Standalone Spark application in IntelliJ


I am trying to run a spark application (written in Scala) on a local server for debug. It seems that YARN is the default in the version of spark (2.2.1) that I have in the sbt build definitions, and according to an error I'm consistently getting, there is no spark/YARN server listening:

Client:920 - Failed to connect to server: 0.0.0.0/0.0.0.0:8032: retries get failed due to exceeded maximum allowed retries number

According to netstat indeed there is really no port 8032 on my local server, in listening state.

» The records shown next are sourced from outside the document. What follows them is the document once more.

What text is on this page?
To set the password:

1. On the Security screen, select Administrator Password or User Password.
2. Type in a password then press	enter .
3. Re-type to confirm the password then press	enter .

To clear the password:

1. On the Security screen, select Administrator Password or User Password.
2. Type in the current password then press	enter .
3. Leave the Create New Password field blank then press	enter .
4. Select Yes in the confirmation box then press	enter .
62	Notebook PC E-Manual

How would I typically accomplish running my spark application locally, in a way bypassing this problem? I only need the application to process a small amount of data for debug, and hence would like to be able to run locally, without reliance on specific SPARK/YARN installations and setups on the local server ― that would be an ideal debug setup.

Is that possible?

My sbt definitions already bring in all the necessary spark and spark.yarn jars. The problem also reproduces when running the same project in sbt, outside of IntelliJ.


Solution

  • You could submit spark application in local mode with .master("local[*]") if you have to test pipeline with miniscule data.

    Full code:

    val spark = SparkSession
      .builder
      .appName("myapp")
      .master("local[*]")
      .getOrCreate()
    

    For spark-submit use --master local[*] as one of the arguments. Refer this: https://spark.apache.org/docs/latest/submitting-applications.html

    Note: Do not hard code master in your codebase, always try to supply these variables from commandline. This makes application reusable for local/test/mesos/kubernetes/yarn/whatever.